First, join the relevant professional society and volunteer. I joined the Society of Petroleum Engineers and served as scholarship chair, membership chair, secretary, and ended up being Chair of the local section. This gives you lots of leadership experience that will help in your climb up the career ladder at work, but you have to make sure your bosses know about such skills, through appreciation letters from society leaders.
Second, volunteer for various committees at work, whether for the safety inspections or as a floor warden or organizing inter-department activities. This gives you name recognition in other departments at work and expands your network.
Third, learn how to play golf or go fishing or play soccer and participate in such activities with coworkers. Watch (or read about) a sports game each weekend so you can converse in the elevator about a particular play. The boys will be much more comfortable around you. I have been the only lady in a golf tournament, and by default was the prettiest one there!
Finally, be the alpha dog. Take the seat across from the boss to be seen at meetings, and speak up if you have a good idea. Don't let the boys take advantage of you, ignore you, or cross your boundaries. Be firm, be warm, be knowledgeable - bring value to the company and make sure people know about it, and you will be rewarded..

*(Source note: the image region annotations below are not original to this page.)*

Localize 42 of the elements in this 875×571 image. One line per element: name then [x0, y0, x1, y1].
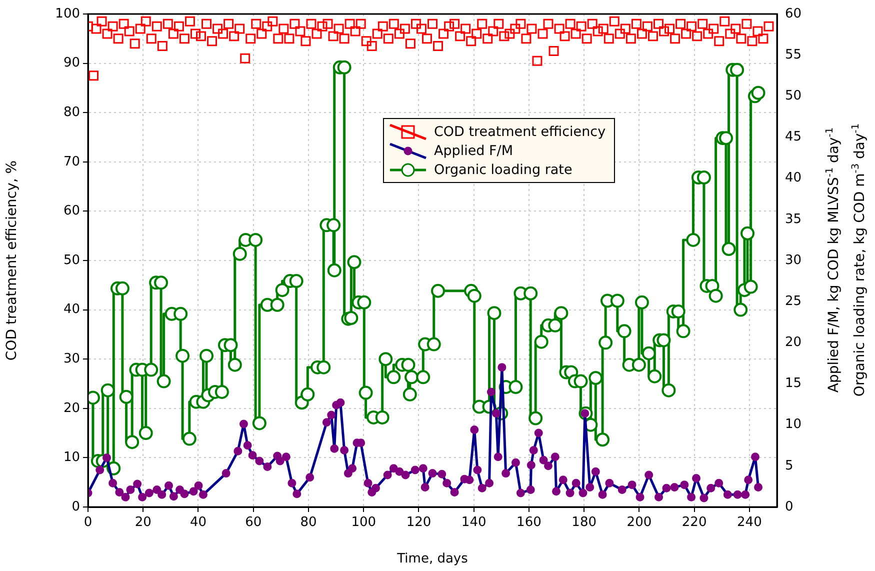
x-tick-label: 60 [245, 515, 262, 530]
x-tick-label: 180 [572, 515, 596, 530]
y2-tick-label: 5 [785, 458, 794, 474]
x-tick-label: 220 [682, 515, 707, 530]
x-tick-label: 160 [516, 515, 542, 530]
legend-label: Organic loading rate [434, 162, 572, 178]
x-tick-label: 20 [134, 515, 152, 530]
x-tick-label: 120 [406, 515, 432, 530]
y-tick-label: 90 [63, 56, 80, 71]
y2-tick-label: 10 [785, 417, 802, 432]
y2-tick-label: 50 [785, 88, 802, 104]
y-tick-label: 0 [72, 499, 80, 514]
y-tick-label: 80 [63, 104, 80, 120]
y-tick-label: 60 [63, 204, 80, 219]
x-tick-label: 40 [190, 515, 207, 530]
x-tick-label: 100 [351, 515, 376, 530]
x-tick-label: 140 [461, 515, 486, 530]
y-axis-title: COD treatment efficiency, % [4, 160, 20, 361]
y-tick-label: 70 [63, 154, 80, 170]
y2-tick-label: 25 [785, 294, 802, 309]
x-tick-label: 0 [84, 515, 92, 530]
y-tick-label: 50 [63, 252, 80, 268]
x-tick-label: 240 [737, 515, 762, 530]
y2-tick-label: 15 [785, 376, 802, 392]
y-tick-label: 100 [55, 6, 80, 22]
y2-tick-label: 30 [785, 252, 802, 268]
y2-tick-label: 20 [785, 335, 802, 350]
y2-tick-label: 35 [785, 212, 802, 227]
legend-label: COD treatment efficiency [434, 124, 606, 140]
y2-tick-label: 60 [785, 6, 802, 22]
y-tick-label: 40 [63, 302, 80, 318]
y2-tick-label: 40 [785, 170, 802, 186]
y-tick-label: 10 [63, 450, 80, 466]
y2-tick-label: 45 [785, 130, 802, 145]
y2-tick-label: 55 [785, 47, 802, 62]
y2-tick-label: 0 [785, 499, 794, 514]
x-tick-label: 80 [300, 515, 317, 530]
x-axis-title: Time, days [396, 552, 468, 567]
legend-label: Applied F/M [434, 142, 514, 158]
y-tick-label: 30 [63, 351, 80, 366]
x-tick-label: 200 [626, 515, 652, 530]
y-tick-label: 20 [63, 400, 80, 416]
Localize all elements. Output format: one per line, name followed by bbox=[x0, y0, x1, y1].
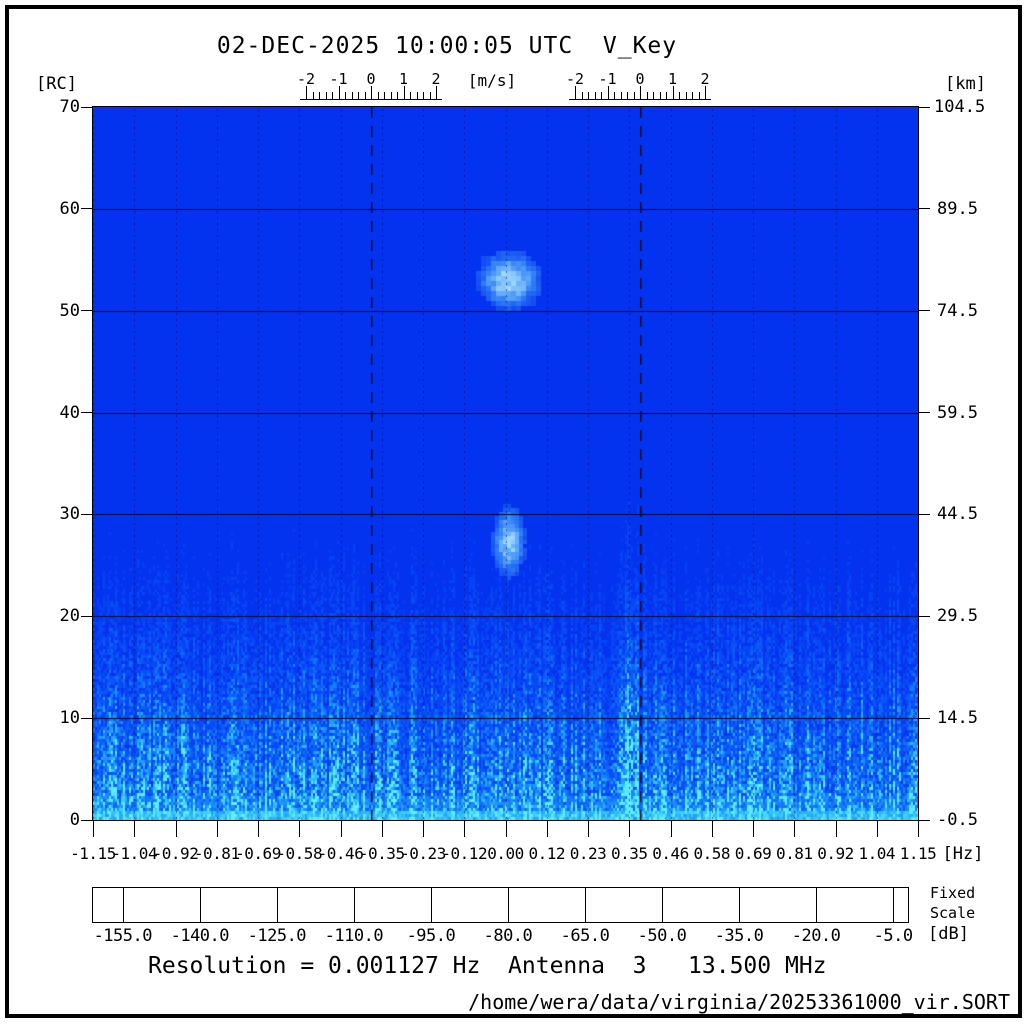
colorbar-scale-note: Fixed Scale bbox=[930, 883, 975, 923]
page-title: 02-DEC-2025 10:00:05 UTC V_Key bbox=[216, 33, 678, 59]
footer-info: Resolution = 0.001127 Hz Antenna 3 13.50… bbox=[148, 953, 827, 979]
right-axis-unit: [km] bbox=[945, 74, 986, 94]
top-axis-unit: [m/s] bbox=[467, 71, 517, 90]
footer-file-path: /home/wera/data/virginia/20253361000_vir… bbox=[468, 990, 1010, 1014]
colorbar-unit: [dB] bbox=[928, 924, 969, 944]
outer-frame bbox=[5, 5, 1022, 1018]
colorbar-scale-note-line2: Scale bbox=[930, 904, 976, 922]
colorbar-scale-note-line1: Fixed bbox=[930, 884, 976, 902]
spectrum-heatmap bbox=[93, 107, 918, 820]
bottom-axis-unit: [Hz] bbox=[942, 844, 984, 864]
left-axis-unit: [RC] bbox=[36, 74, 77, 94]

Estella Rummelein Englewood, CO

Jossie, you have received really good input. I am also in a male dominated field- I don’t focus on whom my coworkers are, as I have my goals defined and focus on those. I understand that we all have innate strengths and weaknesses. I know my strengths and hone those, while also spendIng time on developIng those areas I’m deficient in. I utilize mentors and search for other learning opportunities (online groups or In local community). I volunteer to take on difficult projects or deal with difficult customers/clients. This gets me outside my comfort zone and stretches my skill set.
I refuse to engage in focusing on the female/male stigma and focus on how I can improve myself. I also mentor others and encourage those I interact with on a regular basis. It isn’t always easy, but it has changed my mind set and allows me to use my gifts to shine.
Let me know if you would like more ideas. Thank you for your service! I am grateful.


Jossie Delk Jacksonville, FL

I totally understand and thank you. I do have a fear of public communication and so I'm looking into a Toastmasters group. I was told it would help. Actually, there is someone, senior female i can reach out to within my community. Thank you.